Thursday, April 21, 2011

Science Literacy for Girls: Start Early to Defeat Dependency

After birth, female and male children continue to develop along divergent paths when it comes to their ability to learn science. As Abigail James points out in Teaching the Female Brain, the left side of the brain, where language skills reside, develops earlier in girls, while the right side, the part responsible spatial cognition develops earlier in boys. Differences emerge in how the sexes reason to solve problems, use language to communicate, relate to other humans and interact with the environment. Girls deploy more words and are better at managing boredom. Boys are better at abstract thinking and occupy more space when playing. Girls are better at groups, but boys are better at teams.

Group of children in a primary school in ParisImage via Wikipedia
Skill and sensory development occur at different times in male and female infants. According to Gurian and colleagues (Boys and Girls Learn Differently), infant girls can recognize the faces of people they know in photographs at four months of age and male infants cannot. Girls have better peripheral vision while boys have superior narrow vision and depth of vision. Even emotional maturation develops differently. Boys are quicker to anger, while girls are quicker to sadden.

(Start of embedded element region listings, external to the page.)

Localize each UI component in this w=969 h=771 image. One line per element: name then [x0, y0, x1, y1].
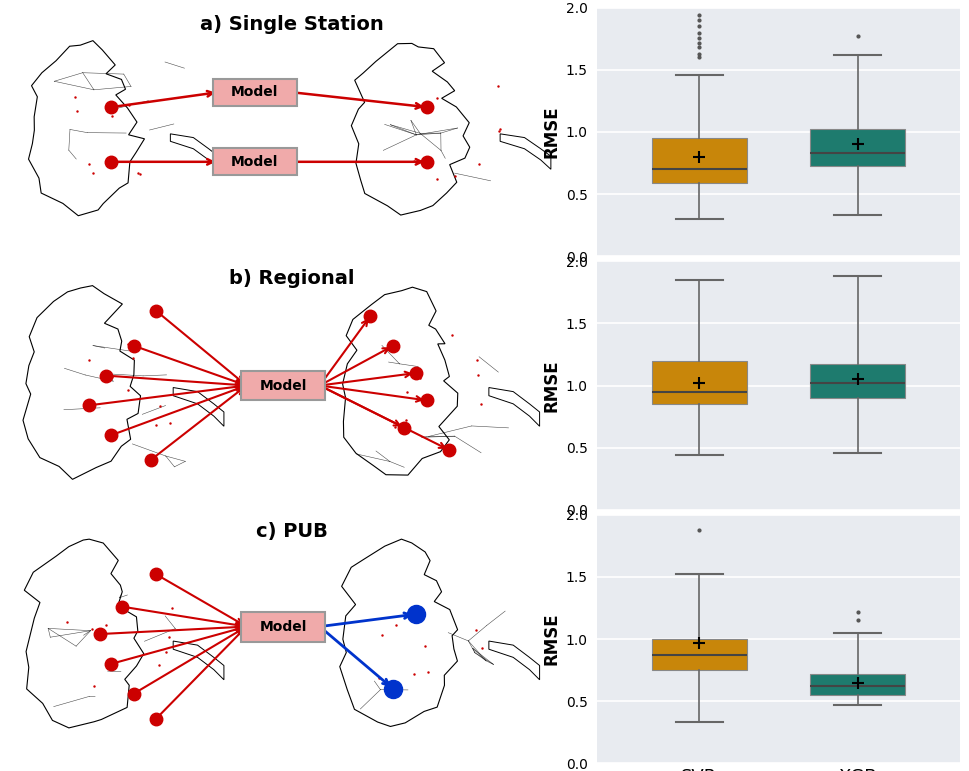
- FancyBboxPatch shape: [212, 79, 297, 106]
- Text: Model: Model: [231, 155, 278, 169]
- PathPatch shape: [809, 365, 904, 398]
- Y-axis label: RMSE: RMSE: [542, 106, 559, 158]
- PathPatch shape: [651, 138, 746, 183]
- Text: c) PUB: c) PUB: [256, 522, 328, 541]
- Y-axis label: RMSE: RMSE: [542, 359, 559, 412]
- Text: Model: Model: [231, 86, 278, 99]
- PathPatch shape: [651, 639, 746, 670]
- FancyBboxPatch shape: [240, 371, 325, 400]
- Text: b) Regional: b) Regional: [229, 268, 354, 288]
- Text: Model: Model: [259, 620, 306, 634]
- Text: a) Single Station: a) Single Station: [200, 15, 383, 34]
- FancyBboxPatch shape: [240, 611, 325, 641]
- PathPatch shape: [809, 674, 904, 695]
- PathPatch shape: [809, 130, 904, 166]
- Text: Model: Model: [259, 379, 306, 392]
- PathPatch shape: [651, 361, 746, 404]
- FancyBboxPatch shape: [212, 148, 297, 176]
- Y-axis label: RMSE: RMSE: [542, 613, 559, 665]
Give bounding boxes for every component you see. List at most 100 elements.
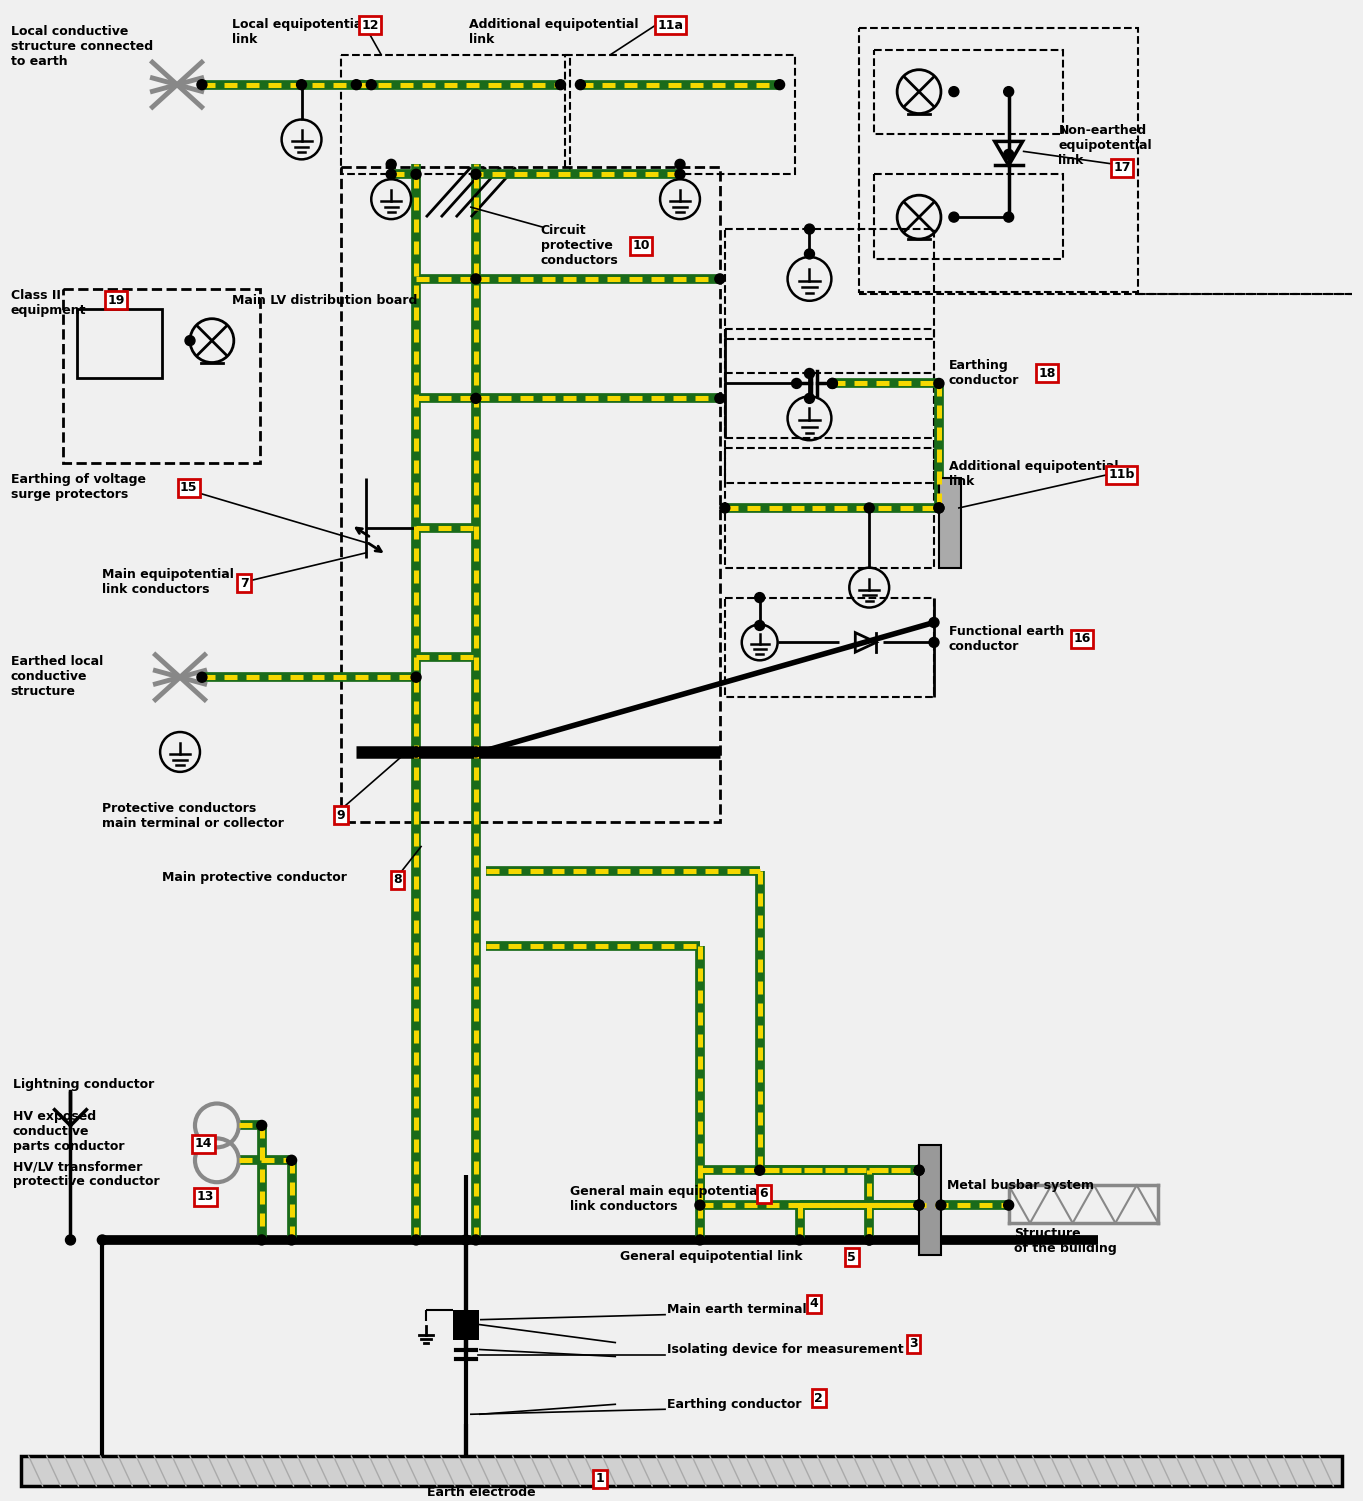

Moreover, parents, family members and friends socialize children in different ways depending on their sex. Even the most aware parent can unwittingly engage in gender bias when performing the most elemental of acts, such as hugging. Skolnick and colleagues (How to Encourage Girls in Math and Science)  reported that mothers started directing boys away from their persons to go exploring at about six months, but continued to worry more about the well-being of their daughters, and kept their girls physically closer longer.

Beyond parents, are the family members and friends who just want to enjoy the new human and are not thinking critically about that chubby-cheeked cherub's chances for mastering astrophysics. Uncle Henry, who tosses baby Freddie in the air, but tickles little Patricia under her cute little chins. Or Aunt Marcia who always brings Patricia a doll and Freddie a truck or tractor.
As a kid, I always wanted the truck. To this day, I remember fondly a two-level gas station, complete with gas pumps and vehicles that a thoughtful relative gave me one Christmas. I also remember the microscope, chemistry set and the circuit board template for making a variety of gizmos, and the very personal gift of my father's own Ham radio Morse Code key and circuitry. Now that was something. Or at least it was until he made me memorize and use the code, and demonstrate proficiency at a certain speed.

The behavior of adults around children can impact a girl's success with science in a number of ways. We know adults can reinforce destructive stereotypes. They also can encourage behavior that may be innate, but is not particularly useful in mastering science. Always praising a daughter for her flowery prose style, and never encouraging her to try a graphic presentation or a chart to make her point is an example of encouraging a child away from skills she needs to develop. Grownups can discourage behavior that would be useful in scientific inquiry, such as exploration and experimentation, deeming it too unladylike or dangerous. Telling a girl to stay clean and not muss her cloths, is the same thing as putting her in a straightjacket when it comes to learning about the natural world.

The professionals (see Science for Girls: Successful Classroom Strategies) by Susan Gibbs Goetz) say that what unthinking adults are engaged in is the 'dependency training' of girls, and that behaviorists can see the effects of this subversive instruction as early as that first birthday. Girls begin to lose confidence in their ability to do science from the get-go. It may even go beyond loss of self-confidence to the instilling of fear. Fear to try, fear to fail.

What can parents do to combat dependency training? First, knowledge is power. Understanding the developmental paths of boys and girls, and their strengths and weaknesses as it relates to learning, is important in guiding your parental choices and your reactions to a child's behavior. Spend some time on the internet. Some other suggestions follow --

Objective recap: Parents can review at the end of the day or the week, what they have observed in terms of learning behavior. What learning opportunities occurred and how did the child problem solve? Was there an example of analytical thinking? How did the parent or other adult who was present react to the behavior? Was the response constructive? Thing about keeping an activity journal to support this discussion.

In-law management: You have the right to raise your child according to your own rules. Relatives and friends need feedback if they are stereotyping.

Toy inventory: Do an inventory of your daughter's toys. Stand back and assess the hoard as a whole. Make a list of toys that should be acquired, and share it with relatives for gift-giving.

Space assessment: Does your daughter have room to spread out? Project room, not just reading room?

Explorer gear. Does your daughter have clothing that is suitable and safe for active exploring and experimenting? Don't forget the shoes!

When families commit to open up experiences for girls to reach for science, they turn dependency into opportunity.